In deze zaak heeft het Gerechtshof Arnhem-Leeuwarden op 12 april 2018 uitspraak gedaan in hoger beroep tegen een beslissing van de kantonrechter van de rechtbank Rotterdam. De zaak betreft een administratieve sanctie die was opgelegd aan de kentekenhouder van een voertuig, terwijl de gemachtigde, die het voertuig feitelijk bestuurde, niet als bestuurder was aangesproken door de verbalisant. De betrokkene ontving een bekeuring voor het niet gebruiken van de rijbaan, terwijl de verbalisant had aangegeven dat de gemachtigde door moest rijden en dreigde met een bekeuring. De gemachtigde heeft hoger beroep ingesteld tegen de beslissing van de kantonrechter, die het beroep ongegrond had verklaard.
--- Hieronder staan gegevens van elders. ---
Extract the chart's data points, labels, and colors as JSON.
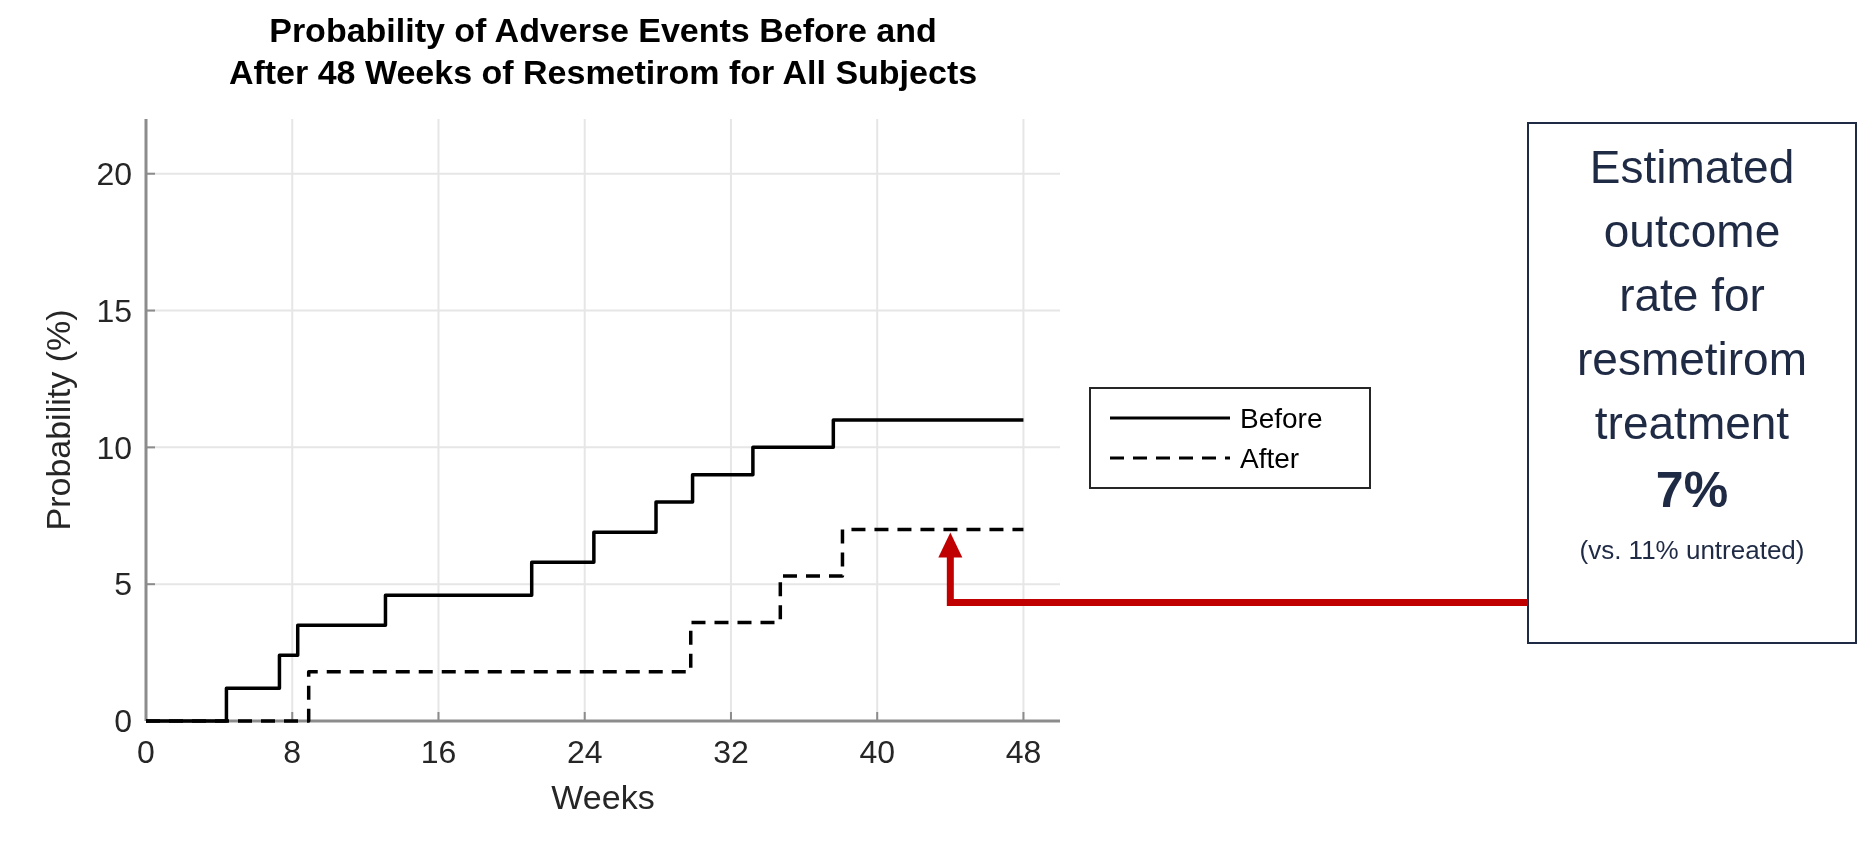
{
  "chart_data": {
    "type": "step",
    "title": "Probability of Adverse Events Before and\nAfter 48 Weeks of Resmetirom for All Subjects",
    "xlabel": "Weeks",
    "ylabel": "Probability (%)",
    "xlim": [
      0,
      50
    ],
    "xticks": [
      0,
      8,
      16,
      24,
      32,
      40,
      48
    ],
    "ylim": [
      0,
      22
    ],
    "yticks": [
      0,
      5,
      10,
      15,
      20
    ],
    "grid": true,
    "legend": "right",
    "series": [
      {
        "name": "Before",
        "color": "#000000",
        "line_style": "solid",
        "x": [
          0,
          4.4,
          7.3,
          8.3,
          13.1,
          21.1,
          24.5,
          27.9,
          29.9,
          33.2,
          37.6,
          48
        ],
        "values": [
          0,
          1.2,
          2.4,
          3.5,
          4.6,
          5.8,
          6.9,
          8.0,
          9.0,
          10.0,
          11.0,
          11.0
        ]
      },
      {
        "name": "After",
        "color": "#000000",
        "line_style": "dashed",
        "x": [
          0,
          8.9,
          29.8,
          34.7,
          38.1,
          48
        ],
        "values": [
          0,
          1.8,
          3.6,
          5.3,
          7.0,
          7.0
        ]
      }
    ],
    "annotations": [
      "Estimated outcome rate for resmetirom treatment",
      "7%",
      "(vs. 11% untreated)"
    ]
  }
}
Het hof heeft in zijn beoordeling vastgesteld dat de verbalisant niet de identiteit van de bestuurder heeft vastgesteld, terwijl er een reële mogelijkheid was om dit te doen. Volgens artikel 5 van de Wet administratiefrechtelijke handhaving verkeersvoorschriften (Wahv) dient een sanctie bij voorkeur aan de bestuurder te worden opgelegd. Het hof concludeert dat de sanctie onterecht aan de kentekenhouder is opgelegd, omdat de verbalisant de bestuurder had kunnen aanspreken. Hierdoor is gehandeld in strijd met de Wahv.
Het hof heeft de beslissing van de kantonrechter vernietigd, het beroep gegrond verklaard en de sanctie opgelegd aan de kentekenhouder vernietigd. Tevens is bepaald dat het bedrag dat door de betrokkene als zekerheid was gesteld, aan haar wordt gerestitueerd. Deze uitspraak benadrukt het belang van het vaststellen van de identiteit van de bestuurder voordat een sanctie kan worden opgelegd aan de kentekenhouder.